NUEVA YORK (AP) — Un fabricante de drones respaldado por los dos hijos mayores del presidente Donald Trump está tratando de entregar a países del Sinvergüenza mientras están bajo ataque de Irán y dependen del ejército estadounidense dirigido por su padre.
La campaña de ventas de Powerus, con sede en Florida, que anunció un acuerdo el mes pasado para incorporar a Eric Trump y Donald Trump Jr., posiciona a la compañía para beneficiarse potencialmente de una pelea que comenzó su padre.
“Estos países están bajo una enorme presión para comprarles a los hijos del presidente para que él haga lo que quieran”, dijo Richard Painter, ex abogado caudillo de ética de la Casa Blanca durante la presidencia de George W. Bush. “Esta será la primera grupo de un presidente que ganará mucho hacienda con la pelea, una pelea para la que no obtuvo el consentimiento del Congreso”.
El cofundador de Powerus, Brett Velicovich, dijo a The Associated Press que la compañía está haciendo argumentos de liquidación que incluyen demostraciones de drones en varios países del Sinvergüenza para mostrar cómo sus interceptores de drones defensivos podrían ayudarlos a ampararse de los ataques iraníes.
“Nuestro equipo está haciendo muchas demostraciones en todo el Medio Oriente en estos momentos para nuestros interceptores”, dijo Velicovich en un intercambio de mensajes de texto. “Tenemos una tecnología increíble que puede rescatar vidas”.

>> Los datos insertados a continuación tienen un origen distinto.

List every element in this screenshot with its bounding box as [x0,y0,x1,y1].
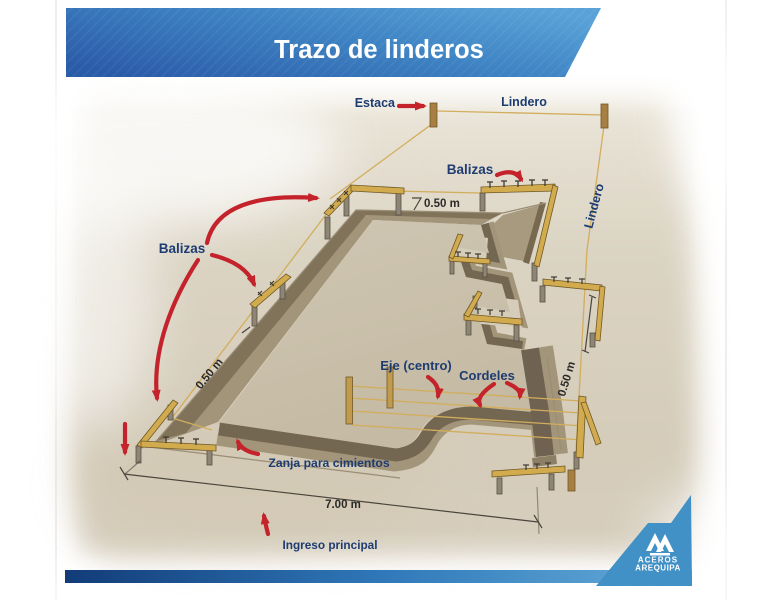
svg-text:Estaca: Estaca [355,96,396,110]
svg-text:Cordeles: Cordeles [459,368,515,383]
svg-text:7.00 m: 7.00 m [325,499,361,511]
svg-text:Zanja para cimientos: Zanja para cimientos [268,456,389,470]
svg-text:Ingreso principal: Ingreso principal [282,538,377,552]
svg-text:Eje (centro): Eje (centro) [380,358,452,373]
svg-text:0.50 m: 0.50 m [424,198,460,210]
svg-text:Lindero: Lindero [501,95,547,109]
svg-text:Trazo de linderos: Trazo de linderos [274,36,484,64]
svg-text:Balizas: Balizas [159,241,206,256]
svg-text:AREQUIPA: AREQUIPA [635,564,681,573]
svg-text:Balizas: Balizas [447,162,494,177]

Se negó a nombrar los países o dar más detalles.
El acuerdo de los hermanos Trump con Powerus podría otorgarles participaciones accionarias considerables. Su padre, como comandante en caudillo, lanzó los ataques con Israel contra Irán hace más de un mes que iniciaron la pelea, el impulso que explica por qué estos países del Sinvergüenza ahora necesitan protección.

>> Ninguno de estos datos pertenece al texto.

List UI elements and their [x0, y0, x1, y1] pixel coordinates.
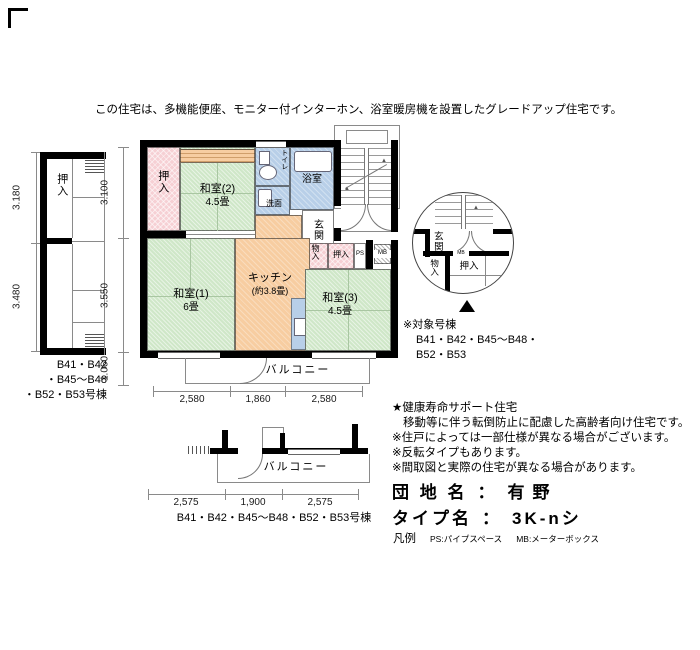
- dim-tick: [285, 386, 286, 397]
- room-size: 6畳: [147, 302, 235, 315]
- dim-label: 2,575: [161, 497, 211, 508]
- stair-rail: [461, 195, 466, 229]
- header-description: この住宅は、多機能便座、モニター付インターホン、浴室暖房機を設置したグレードアッ…: [95, 101, 622, 117]
- room-label: MB: [453, 250, 469, 256]
- closet-label: 押入: [54, 173, 68, 197]
- legend-row: 凡例 PS:パイプスペース MB:メーターボックス: [393, 530, 599, 546]
- dim-label: 3.100: [100, 176, 111, 210]
- dim-tick: [118, 385, 129, 386]
- room-label: 和室(2) 4.5畳: [180, 183, 255, 209]
- target-buildings-title: ※対象号棟: [403, 316, 456, 332]
- dim-line: [123, 147, 124, 386]
- site-name-value: 有野: [507, 478, 557, 503]
- room-name: キッチン: [235, 272, 305, 286]
- bathtub-icon: [294, 151, 332, 172]
- closet-shelf: [180, 149, 255, 163]
- wall: [140, 231, 186, 238]
- wall: [493, 229, 513, 234]
- room-label: 物入: [310, 244, 320, 260]
- dim-label: 1.060: [100, 352, 111, 386]
- left-plan-caption: B41・B42 ・B45〜B48 ・B52・B53号棟: [5, 358, 107, 403]
- wall: [140, 140, 337, 147]
- dim-label: 2,575: [295, 497, 345, 508]
- room-label: 洗面: [266, 199, 282, 209]
- dim-label: 3.180: [12, 181, 23, 215]
- wall: [140, 140, 147, 358]
- wall: [469, 251, 509, 256]
- wall-line: [72, 241, 105, 242]
- room-label: 押入: [453, 261, 485, 273]
- wall: [391, 140, 398, 232]
- closet-line: [72, 159, 73, 238]
- dim-tick: [118, 352, 129, 353]
- wall: [334, 228, 341, 241]
- pointer-triangle-icon: [459, 300, 475, 312]
- dim-tick: [148, 489, 149, 500]
- target-buildings-line: B52・B53: [416, 346, 466, 362]
- dim-tick: [362, 386, 363, 397]
- room-label: MB: [374, 250, 391, 258]
- dim-line: [153, 391, 362, 392]
- wall: [366, 240, 373, 269]
- note-support: ★健康寿命サポート住宅: [392, 399, 517, 415]
- dim-tick: [358, 489, 359, 500]
- dim-label: 2,580: [167, 394, 217, 405]
- site-name-label: 団 地 名: [392, 478, 467, 503]
- wall-line: [186, 234, 255, 235]
- toilet-bowl-icon: [259, 165, 277, 180]
- arrow-head-icon: ▲: [344, 186, 350, 192]
- dim-tick: [225, 489, 226, 500]
- room-label: 玄関: [431, 231, 443, 252]
- room-label: 押入: [328, 250, 354, 260]
- room-name: 和室(1): [147, 288, 235, 302]
- wall: [40, 152, 106, 159]
- wall-line: [485, 256, 486, 286]
- colon: ：: [482, 504, 502, 529]
- note-spec: ※住戸によっては一部仕様が異なる場合がございます。: [392, 429, 675, 445]
- window-hatch: [85, 160, 104, 174]
- wall: [40, 152, 47, 355]
- caption-line: ・B52・B53号棟: [5, 388, 107, 403]
- room-label: 押入: [155, 170, 169, 194]
- dim-tick: [118, 238, 129, 239]
- wall: [222, 430, 228, 448]
- dim-tick: [118, 147, 129, 148]
- caption-line: ・B45〜B48: [5, 373, 107, 388]
- window-hatch: [85, 334, 104, 347]
- type-name-value: 3K-nシ: [512, 504, 582, 529]
- caption-line: B41・B42: [5, 358, 107, 373]
- legend-ps: PS:パイプスペース: [430, 533, 502, 545]
- room-line: [72, 244, 73, 348]
- colon: ：: [477, 478, 497, 503]
- arrow-head-icon: ▲: [473, 205, 479, 211]
- wall: [40, 238, 72, 244]
- room-name: 和室(2): [180, 183, 255, 197]
- dim-tick: [282, 489, 283, 500]
- legend-label: 凡例: [393, 530, 416, 546]
- room-label: 和室(3) 4.5畳: [300, 292, 380, 318]
- dim-tick: [153, 386, 154, 397]
- dim-label: 2,580: [299, 394, 349, 405]
- lower-plan-caption: B41・B42・B45〜B48・B52・B53号棟: [168, 512, 380, 526]
- target-buildings-line: B41・B42・B45〜B48・: [416, 331, 538, 347]
- balcony-label: バルコニー: [248, 364, 348, 378]
- wall-line: [450, 275, 505, 276]
- room-line: [72, 322, 104, 323]
- room-name: 和室(3): [300, 292, 380, 306]
- room-label: 物入: [429, 259, 440, 276]
- room-label: 和室(1) 6畳: [147, 288, 235, 314]
- hallway: [255, 215, 302, 240]
- toilet-tank-icon: [259, 151, 270, 165]
- dim-label: 3.550: [100, 279, 111, 313]
- wall: [391, 240, 398, 358]
- dim-line: [148, 494, 358, 495]
- room-size: 4.5畳: [300, 306, 380, 319]
- dim-label: 3.480: [12, 280, 23, 314]
- corner-mark: [8, 8, 28, 11]
- note-support-detail: 移動等に伴う転倒防止に配慮した高齢者向け住宅です。: [403, 414, 689, 430]
- legend-mb: MB:メーターボックス: [516, 533, 599, 545]
- corner-mark: [8, 8, 11, 28]
- room-label: PS: [354, 251, 366, 259]
- site-name-row: 団 地 名 ： 有野: [392, 478, 557, 503]
- room-label: トイレ: [279, 149, 288, 170]
- room-size: (約3.8畳): [235, 286, 305, 297]
- window-hatch: [188, 446, 210, 454]
- note-mirrored: ※反転タイプもあります。: [392, 444, 527, 460]
- stair-landing-bay: [346, 130, 388, 144]
- room-label: 玄関: [310, 219, 323, 241]
- room-size: 4.5畳: [180, 197, 255, 210]
- note-difference: ※間取図と実際の住宅が異なる場合があります。: [392, 459, 642, 475]
- dim-label: 1,900: [228, 497, 278, 508]
- arrow-head-icon: ▲: [381, 158, 387, 164]
- window: [256, 141, 286, 148]
- dim-label: 1,860: [233, 394, 283, 405]
- wall: [334, 140, 341, 206]
- wall: [40, 348, 106, 355]
- dim-line: [36, 152, 37, 352]
- dim-tick: [230, 386, 231, 397]
- type-name-label: タイプ名: [392, 504, 472, 529]
- wall-line: [341, 231, 391, 232]
- wall: [280, 433, 285, 448]
- floorplan-sheet: この住宅は、多機能便座、モニター付インターホン、浴室暖房機を設置したグレードアッ…: [0, 0, 700, 650]
- detail-circle: ▲ 玄関 MB 物入 押入: [412, 192, 514, 294]
- wall: [352, 424, 358, 448]
- type-name-row: タイプ名 ： 3K-nシ: [392, 504, 582, 529]
- room-label: 浴室: [290, 174, 334, 187]
- balcony-label: バルコニー: [246, 461, 346, 475]
- room-label: キッチン (約3.8畳): [235, 272, 305, 297]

Powerus negó que hubiera habido conflictos cuando se anunció por primera vez la billete de los hermanos Trump. Velicovich enfatizó su determinación de ayudar a Estados Unidos a alcanzar a los fabricantes de drones chinos y rusos y vencerlos.
“Estamos en pelea, amigo mío, estamos en una carrera armamentista y Estados Unidos perderá si no construimos rápidamente”, dijo Velicovich, un diestro del ejército que había sido atacado por los mismos drones rusos que ahora utiliza Irán. Y añadió: “Deberíamos estar agradecidos de que algún esté intentando modificar en la industria manufacturera estadounidense ahora. Esa idea trasciende la política”.
Los hijos mayores del presidente han ampliado sus intereses comerciales más allá de los hoteles y campos de golf desde que su padre asumió nuevamente el cargo. Las empresas en las que han invertido o para las que han sido nombrados asesores (con participaciones accionarias) abarcan desde empresas de criptomonedas hasta mercados de predicción y contratistas federales que fabrican piezas de cohetes e imanes de tierras raras.
Esta última empresa de Trump tiene como objetivo los 1.100 millones de dólares reservados por el Pentágono para construir una pulvínulo de fabricación estadounidense de drones armados para guatar el vano que quedó cuando la distribución Trump prohibió tales importaciones desde China.
La Estructura Trump, donde los dos hijos son ejecutivos, no respondió a una solicitud de comentarios, pero ha rechazado acusaciones de conflictos de intereses en el pasado. Los hijos han dicho que no recibieron crédito por su moderación en la expansión de sus negocios durante el primer mandato de su padre, por lo que decidieron no contenerse mucho esta vez.
Cuando se le preguntó específicamente sobre posibles conflictos de intereses de Powerus, Eric Trump envió a la AP un comunicado el mes pasado diciendo: “Estoy increíblemente orgulloso de modificar en empresas en las que creo. Los drones son claramente la ola del futuro”.
Fundada por veteranos de Operaciones Especiales del Ejército de EE. UU. hace aproximadamente un año, Powerus fabrica drones para usos comerciales, desde dispersar fertilizantes hasta apagar incendios forestales. Pero está creciendo rápidamente para suministrar drones para usos militares.
La compañía recientemente recaudó 60 millones de dólares de inversionistas y paciencia obtener financiamiento adicional mediante una “fusión inversa” con una compañía de Trump que cotiza en la bolsa de títulos Nasdaq y que posee algunos campos de golf en Florida. Una fusión de este tipo permite que una empresa privada salga rápidamente a bolsa al apoderarse una empresa que ya tiene acciones que cotizan en bolsa, acortando el proceso de presentación de trámites y cumpliendo varios requisitos de la ofrecimiento pública original regular.